A proposito di donne, una sorta di vulgata le considera soprattutto come oggetto di strali da parte degli antichi autori cristiani. O come nel caso di Agostino – fatta eccezione per il ritratto emozionante della madre –, la presenza femminile sembrerebbe essere collocata solo all'interno di un passato "sconfessato": nel 372 il diciottenne Agostino aveva avuto un figlio, Adeodato, da una sua amante, un ragazzo che il padre portò con sé in Italia e che morì a soli 17 anni. Un'interessante raccolta di dieci saggi di altrettante studiose cerca proprio di ricostruire, liberandoli dagli stereotipi, i modelli femminili che la riflessione patristica elaborò tra il I e il VII secolo sulla base dei testi biblici. Ne risultano profili talora sorprendenti, persino nel caso di scrittori "sospetti".

Tanto per semplificare, facciamo riferimento a un personaggio come Origene (III sec.). Per molti il suo nome è legato all'autoevirazione giovanile (vera o leggendaria che sia). In realtà lo storico Eusebio di Cesarea ne offre una motivazione diversa rispetto a quella comune antifemminile o legata alla lettura letteralista di un detto metaforico di Gesù (Matteo 19,12): egli l'avrebbe compiuta solo per poter insegnare liberamente anche alle donne senza diventare oggetto di ironia da parte dei pagani. Emanuela Prinzivalli della "Sapienza" di Roma conduce nel suo saggio, presente nella raccolta, uno scavo nei testi origeniani che apre un orizzonte inatteso per cui, ad esempio, Eva si trasforma nella nostra comune identità di esseri umani decaduti, maschi e femmine, destinati però a essere redenti e riunificati nel Logos divino, l'Adamo-Cristo.

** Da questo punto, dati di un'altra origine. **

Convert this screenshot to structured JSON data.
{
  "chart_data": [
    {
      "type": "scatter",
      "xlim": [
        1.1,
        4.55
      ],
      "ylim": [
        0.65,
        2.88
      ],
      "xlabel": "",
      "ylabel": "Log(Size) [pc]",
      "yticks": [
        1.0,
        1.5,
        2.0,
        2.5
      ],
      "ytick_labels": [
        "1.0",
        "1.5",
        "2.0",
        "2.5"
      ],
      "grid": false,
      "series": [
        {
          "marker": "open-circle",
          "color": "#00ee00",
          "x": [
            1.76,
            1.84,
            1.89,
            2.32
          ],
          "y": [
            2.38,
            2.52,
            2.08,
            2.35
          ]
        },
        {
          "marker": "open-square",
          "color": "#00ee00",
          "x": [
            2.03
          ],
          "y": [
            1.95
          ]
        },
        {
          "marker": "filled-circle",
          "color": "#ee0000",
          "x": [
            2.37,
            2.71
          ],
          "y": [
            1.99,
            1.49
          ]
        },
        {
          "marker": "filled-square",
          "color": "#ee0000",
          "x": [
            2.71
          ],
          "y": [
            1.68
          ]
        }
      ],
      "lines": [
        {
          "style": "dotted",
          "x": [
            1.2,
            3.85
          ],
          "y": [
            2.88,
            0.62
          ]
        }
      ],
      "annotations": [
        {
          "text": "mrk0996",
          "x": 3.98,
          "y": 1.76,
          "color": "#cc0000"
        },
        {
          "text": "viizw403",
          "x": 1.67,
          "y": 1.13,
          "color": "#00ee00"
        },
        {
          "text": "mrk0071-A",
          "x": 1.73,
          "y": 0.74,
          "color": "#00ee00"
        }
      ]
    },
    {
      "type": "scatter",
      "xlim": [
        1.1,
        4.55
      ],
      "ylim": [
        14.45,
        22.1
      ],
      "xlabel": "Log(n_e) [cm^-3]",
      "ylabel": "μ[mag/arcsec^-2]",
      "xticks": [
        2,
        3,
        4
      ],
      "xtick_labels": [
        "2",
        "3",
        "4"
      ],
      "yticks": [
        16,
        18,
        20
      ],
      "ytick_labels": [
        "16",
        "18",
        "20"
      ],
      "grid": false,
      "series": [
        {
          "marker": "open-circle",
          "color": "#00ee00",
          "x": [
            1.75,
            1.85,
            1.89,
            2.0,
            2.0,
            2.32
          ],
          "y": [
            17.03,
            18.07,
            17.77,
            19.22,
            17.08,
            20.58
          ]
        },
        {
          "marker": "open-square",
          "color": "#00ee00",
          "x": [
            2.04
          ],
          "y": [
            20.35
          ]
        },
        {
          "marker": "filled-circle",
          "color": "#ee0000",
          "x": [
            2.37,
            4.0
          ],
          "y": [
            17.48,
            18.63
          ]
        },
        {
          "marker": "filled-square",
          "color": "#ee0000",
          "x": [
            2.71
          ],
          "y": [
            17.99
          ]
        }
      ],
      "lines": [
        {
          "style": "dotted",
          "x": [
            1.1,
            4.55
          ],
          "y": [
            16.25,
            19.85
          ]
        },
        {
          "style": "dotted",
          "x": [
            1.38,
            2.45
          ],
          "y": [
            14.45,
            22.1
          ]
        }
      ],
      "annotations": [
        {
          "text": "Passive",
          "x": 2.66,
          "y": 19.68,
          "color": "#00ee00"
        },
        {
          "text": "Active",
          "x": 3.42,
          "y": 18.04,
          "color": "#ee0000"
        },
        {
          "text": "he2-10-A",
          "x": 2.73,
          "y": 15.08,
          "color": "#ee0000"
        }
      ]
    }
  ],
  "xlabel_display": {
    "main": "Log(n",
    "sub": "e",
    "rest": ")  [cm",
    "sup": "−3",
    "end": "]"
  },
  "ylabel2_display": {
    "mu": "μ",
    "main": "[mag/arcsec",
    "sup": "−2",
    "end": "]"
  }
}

Anche Agostino è, in questi saggi, coinvolto nel discorso e lo è attraverso l'intervento di una veterana in questo genere di studi, Kari Elisabeth Børresen dell'università di Oslo che, da oltre mezzo secolo, approfondisce il rapporto tra antropologia e linguaggio teologico androcentrico. La sua analisi approda, anche con punte polemiche nei confronti dell'attuale insegnamento cattolico generale sul tema, a un recupero del vescovo di Ippona soprattutto per quanto riguarda il rigetto dell'interpretazione solo maschile dell'«immagine di Dio» nell'umanità (Genesi 1,27), per una lettura di stampo olistico, come il testo biblico suppone, a differenza della ripresa "maschilista" che ne aveva fatto l'apostolo Paolo (1Corinzi 11,7). Ferma rimane, invece, la critica della studiosa norvegese alla dottrina agostiniana della trasmissione «seminale» del peccato originale, ritenuta di matrice sessofobica e un vero e proprio «disastro teologico».

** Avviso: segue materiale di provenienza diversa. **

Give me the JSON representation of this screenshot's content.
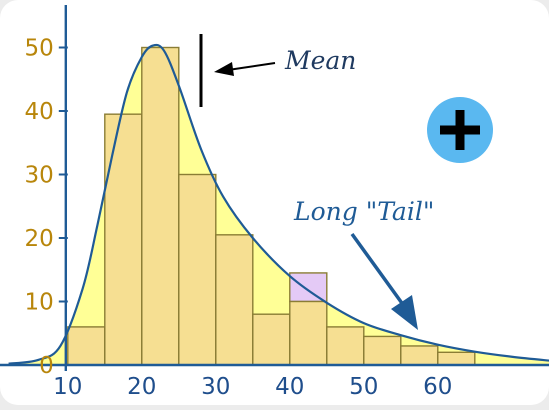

Ma lasciamo a parte, sia pure a malincuore, altri saggi anche più accurati e approfonditi di questa raccolta e riserviamo un cenno a un orizzonte più lieve e fin affascinante dell'antichità cristiana. È quello dei cosiddetti «Padri del deserto» egiziano e dei loro apoftegmi o "detti", non di rado folgoranti. Basandosi sull'edizione critica in tre volumi, curata da Jean-Claude Guy, per la famosa collana francese delle Sources Chrétiennes e apparsa tra il 1993 e il 2005, un monaco della comunità piemontese di Bose, Luigi d'Ayala Valva, presenta ora al pubblico italiano questo tesoro di 1.197 detti, talora di due righe, altre volte di una o più pagine, distribuiti in 21 capitoli tematici. Essi spaziano dalla temperanza all'umiltà, dalla fornicazione all'obbedienza, dai prodigi alla carità, dalla sopportazione al discernimento, dall'ostentazione all'obbedienza, dalla vecchiaia alla cupidigia e così via.